Are you desperate for factual reporting of St. Olaf history but not boring enough to read “History of St. Olaf College 1874-1974,” a book with a title that matches its level of excitement? Are you worried about the credibility of the early memoirs about our school? They are hilarious books, but also wildly unreliable ones. St. Olaf needs a book that is both informative and fun — something with a bibliography and a punchline.

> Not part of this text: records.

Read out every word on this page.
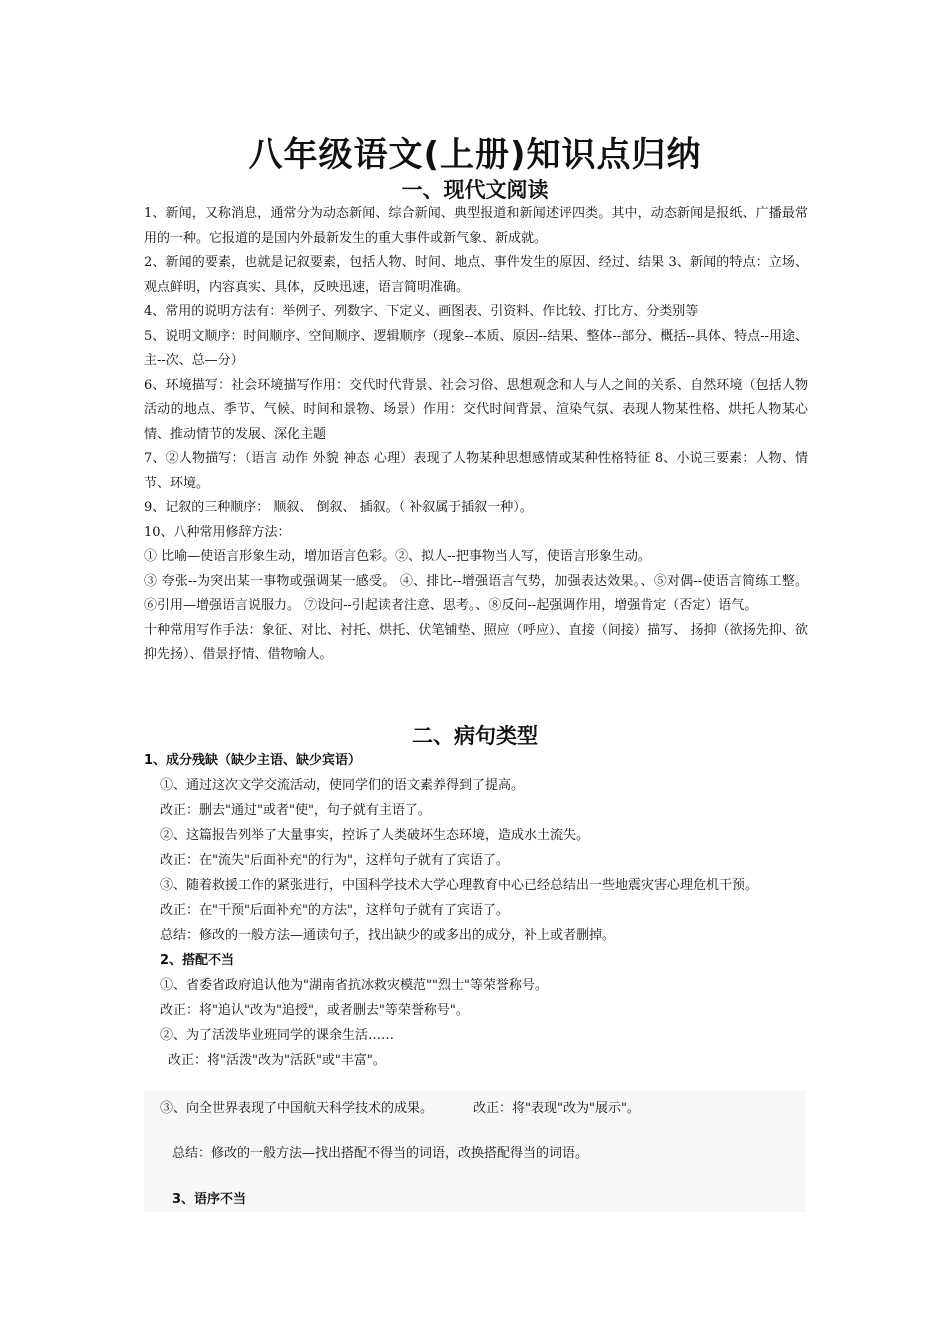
八年级语文(上册)知识点归纳
一、现代文阅读

1、新闻，又称消息，通常分为动态新闻、综合新闻、典型报道和新闻述评四类。其中，动态新闻是报纸、广播最常用的一种。它报道的是国内外最新发生的重大事件或新气象、新成就。

2、新闻的要素，也就是记叙要素，包括人物、时间、地点、事件发生的原因、经过、结果 3、新闻的特点：立场、观点鲜明，内容真实、具体，反映迅速，语言简明准确。

4、常用的说明方法有：举例子、列数字、下定义、画图表、引资料、作比较、打比方、分类别等

5、说明文顺序：时间顺序、空间顺序、逻辑顺序（现象--本质、原因--结果、整体--部分、概括--具体、特点--用途、主--次、总—分）

6、环境描写：社会环境描写作用：交代时代背景、社会习俗、思想观念和人与人之间的关系、自然环境（包括人物活动的地点、季节、气候、时间和景物、场景）作用：交代时间背景、渲染气氛、表现人物某性格、烘托人物某心情、推动情节的发展、深化主题

7、②人物描写：（语言 动作 外貌 神态 心理）表现了人物某种思想感情或某种性格特征 8、小说三要素：人物、情节、环境。

9、记叙的三种顺序： 顺叙、 倒叙、 插叙。（ 补叙属于插叙一种）。

10、八种常用修辞方法：

① 比喻—使语言形象生动，增加语言色彩。②、拟人--把事物当人写，使语言形象生动。

③ 夸张--为突出某一事物或强调某一感受。 ④、排比--增强语言气势，加强表达效果。、⑤对偶--使语言简练工整。 ⑥引用—增强语言说服力。 ⑦设问--引起读者注意、思考。、⑧反问--起强调作用，增强肯定（否定）语气。

十种常用写作手法：象征、对比、衬托、烘托、伏笔铺垫、照应（呼应）、直接（间接）描写、 扬抑（欲扬先抑、欲抑先扬）、借景抒情、借物喻人。

二、病句类型

1、成分残缺（缺少主语、缺少宾语）

①、通过这次文学交流活动，使同学们的语文素养得到了提高。

改正：删去"通过"或者"使"，句子就有主语了。

②、这篇报告列举了大量事实，控诉了人类破坏生态环境，造成水土流失。

改正：在"流失"后面补充"的行为"，这样句子就有了宾语了。

③、随着救援工作的紧张进行，中国科学技术大学心理教育中心已经总结出一些地震灾害心理危机干预。

改正：在"干预"后面补充"的方法"，这样句子就有了宾语了。

总结：修改的一般方法—通读句子，找出缺少的或多出的成分，补上或者删掉。

2、搭配不当

①、省委省政府追认他为"湖南省抗冰救灾模范""烈士"等荣誉称号。

改正：将"追认"改为"追授"，或者删去"等荣誉称号"。

②、为了活泼毕业班同学的课余生活……

改正：将"活泼"改为"活跃"或"丰富"。

③、向全世界表现了中国航天科学技术的成果。	改正：将"表现"改为"展示"。
总结：修改的一般方法—找出搭配不得当的词语，改换搭配得当的词语。
3、语序不当
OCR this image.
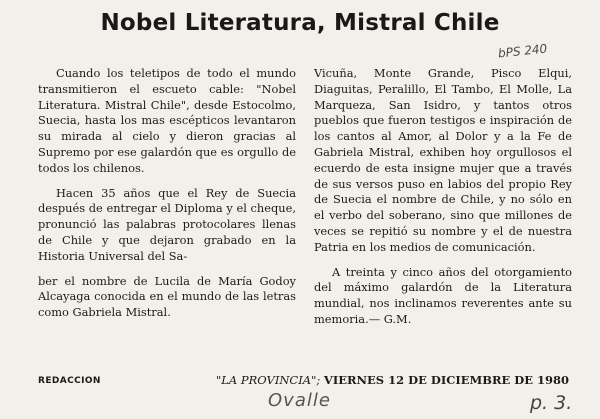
Nobel Literatura, Mistral Chile
bPS 240

Cuando los teletipos de todo el mundo transmitieron el escueto cable: "Nobel Literatura. Mistral Chile", desde Estocolmo, Suecia, hasta los mas escépticos levantaron su mirada al cielo y dieron gracias al Supremo por ese galardón que es orgullo de todos los chilenos.

Hacen 35 años que el Rey de Suecia después de entregar el Diploma y el cheque, pronunció las palabras protocolares llenas de Chile y que dejaron grabado en la Historia Universal del Sa-

ber el nombre de Lucila de María Godoy Alcayaga conocida en el mundo de las letras como Gabriela Mistral.

Vicuña, Monte Grande, Pisco Elqui, Diaguitas, Peralillo, El Tambo, El Molle, La Marqueza, San Isidro, y tantos otros pueblos que fueron testigos e inspiración de los cantos al Amor, al Dolor y a la Fe de Gabriela Mistral, exhiben hoy orgullosos el ecuerdo de esta insigne mujer que a través de sus versos puso en labios del propio Rey de Suecia el nombre de Chile, y no sólo en el verbo del soberano, sino que millones de veces se repitió su nombre y el de nuestra Patria en los medios de comunicación.

A treinta y cinco años del otorgamiento del máximo galardón de la Literatura mundial, nos inclinamos reverentes ante su memoria.— G.M.

REDACCION	"LA PROVINCIA"; VIERNES 12 DE DICIEMBRE DE 1980
Ovalle	p. 3.
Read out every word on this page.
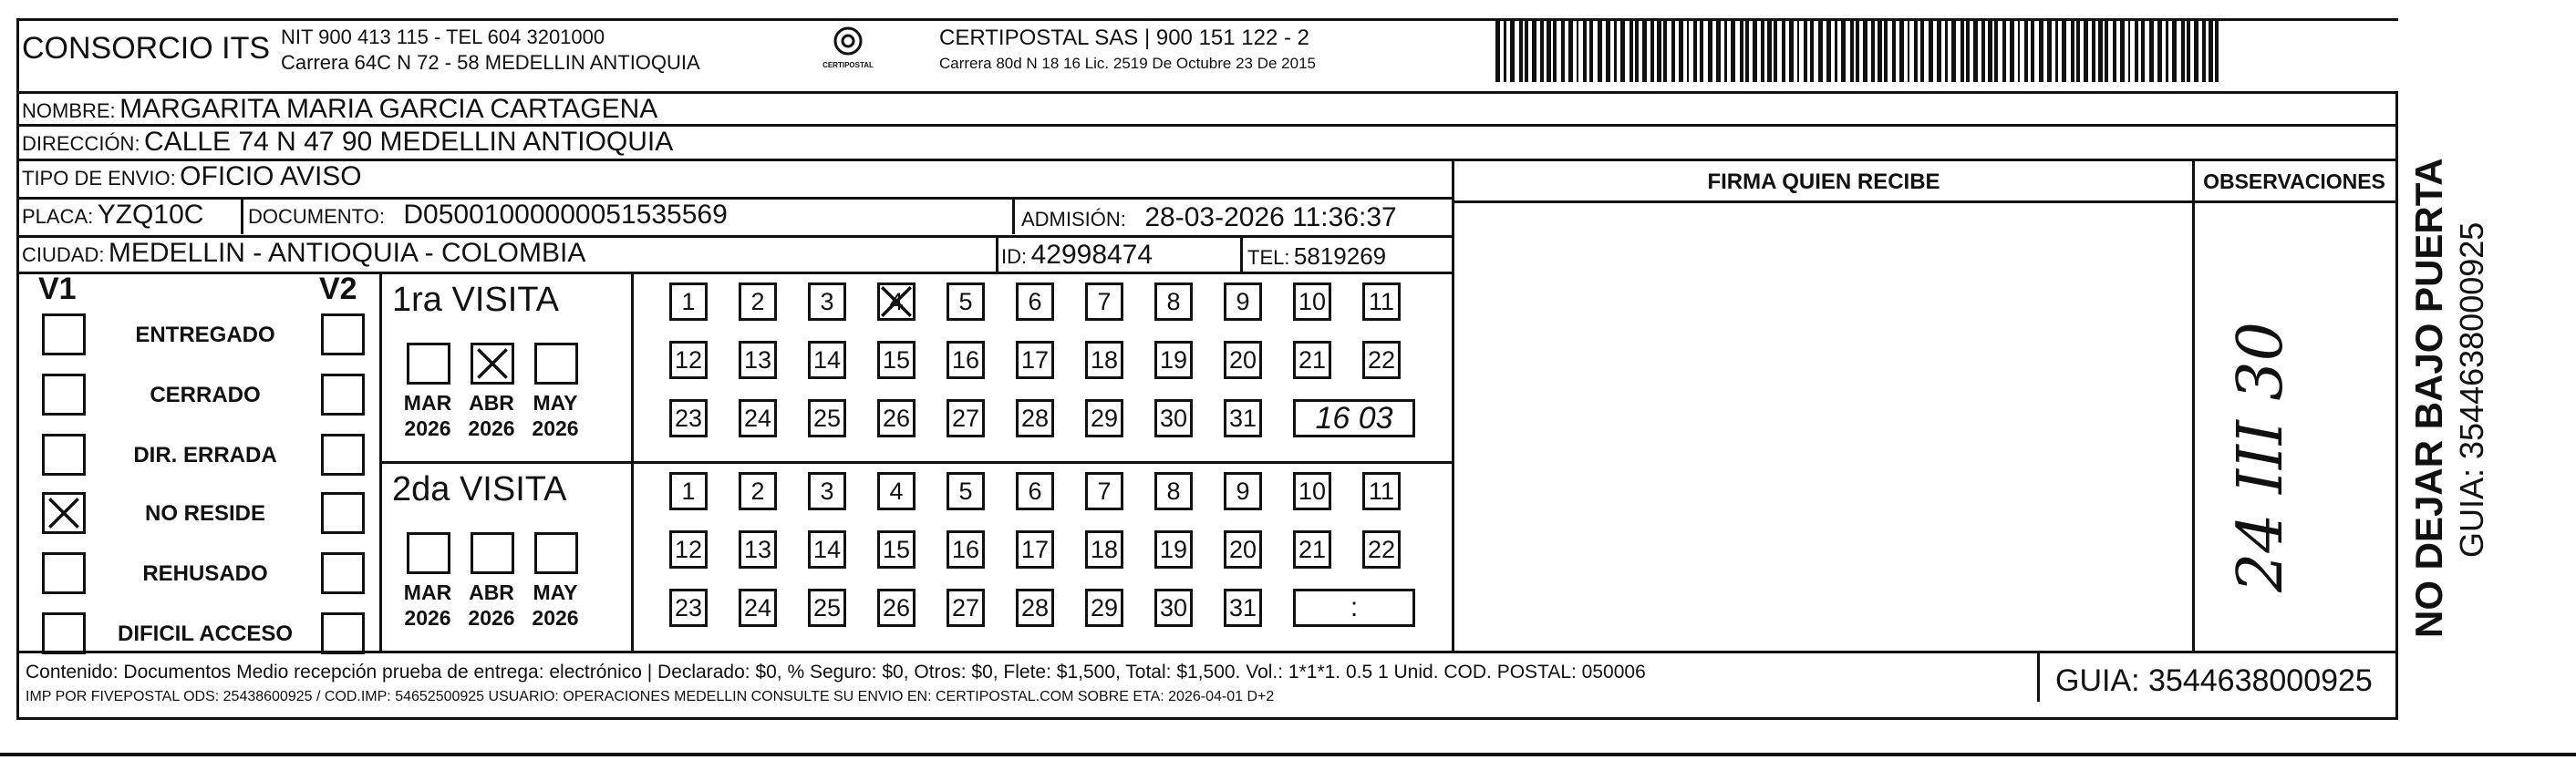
CONSORCIO ITS NIT 900 413 115 - TEL 604 3201000
Carrera 64C N 72 - 58 MEDELLIN ANTIOQUIA	CERTIPOSTAL
CERTIPOSTAL SAS | 900 151 122 - 2
Carrera 80d N 18 16 Lic. 2519 De Octubre 23 De 2015
NOMBRE: MARGARITA MARIA GARCIA CARTAGENA
DIRECCIÓN: CALLE 74 N 47 90 MEDELLIN ANTIOQUIA
TIPO DE ENVIO: OFICIO AVISO
PLACA: YZQ10C DOCUMENTO: D05001000000051535569	ADMISIÓN: 28-03-2026 11:36:37
CIUDAD: MEDELLIN - ANTIOQUIA - COLOMBIA	ID: 42998474	TEL: 5819269
FIRMA QUIEN RECIBE	OBSERVACIONES
24 III 30
V1	V2
ENTREGADO
CERRADO
DIR. ERRADA
NO RESIDE
REHUSADO
DIFICIL ACCESO
1ra VISITA
MAR
2026
ABR
2026
MAY
2026
1	2	3	4	5	6	7	8	9	10 11
12 13 14 15 16 17 18 19 20 21 22
23 24 25 26 27 28 29 30 31	16 03
2da VISITA
MAR
2026
ABR
2026
MAY
2026
1	2	3	4	5	6	7	8	9	10 11
12 13 14 15 16 17 18 19 20 21 22
23 24 25 26 27 28 29 30 31	:
Contenido: Documentos Medio recepción prueba de entrega: electrónico | Declarado: $0, % Seguro: $0, Otros: $0, Flete: $1,500, Total: $1,500. Vol.: 1*1*1. 0.5 1 Unid. COD. POSTAL: 050006
IMP POR FIVEPOSTAL ODS: 25438600925 / COD.IMP: 54652500925 USUARIO: OPERACIONES MEDELLIN CONSULTE SU ENVIO EN: CERTIPOSTAL.COM SOBRE ETA: 2026-04-01 D+2	GUIA: 3544638000925
NO DEJAR BAJO PUERTA GUIA: 3544638000925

“Dear Old Hill: the Story of Manitou Heights, the Campus of St. Olaf College” is the best St. Olaf history book ever written. Joseph M. Shaw brilliantly weaves together history and humor, explaining how the college evolved and grew. Do you want to know why Mohn Hall was built? Are you curious about the original Mohn Hall? Not only can you read about the construction of our modern Mohn Hall and the original hall, you can also laugh about the time the girls of Mohn Hall used a firehose to chase the men of Ytterboe Hall off of the Mohn balconies!
“Dear Old Hill” covers the time from when St. Olaf’s School began in 1874 to the year 1992, when the book was written. While enough time has passed that there are now three decades of history unaccounted for, this book captures the timeless spirit of Oles. There are stories about students flooding their rooms to create ice rinks and swimming pools, stories about Ytterboe the dog, stories about pranks from a certain rival college in town, stories about the Crown Prince of Norway, stories about how we’ve grown and changed, and stories about how we’ve stayed our course.
Many St. Olaf history books are memoirs, which are frankly a little inaccurate at times, but consistently utterly entertaining and endlessly hilarious. “Dear Old Hill” draws from those sources and that humorous spirit, in addition to relying on trustworthy records and archives, while also incorporating student accounts and voices. Shaw and Georgina Dieson Hegland will both tell you that a young man had his clothes eaten by a cow after swimming in the Cannon River, but “Dear Old Hill” is the book that will put that event into broader historical context, while still keeping all of the hilarity from the original telling. If you want a good blend of humor and facts, “Dear Old Hill” is the one for you. It tells the story of the students, and it’s a book we should all read, not only for the history, but also for the humor. It’s a brilliantly crafted telling of our story, not just as a school but as our home.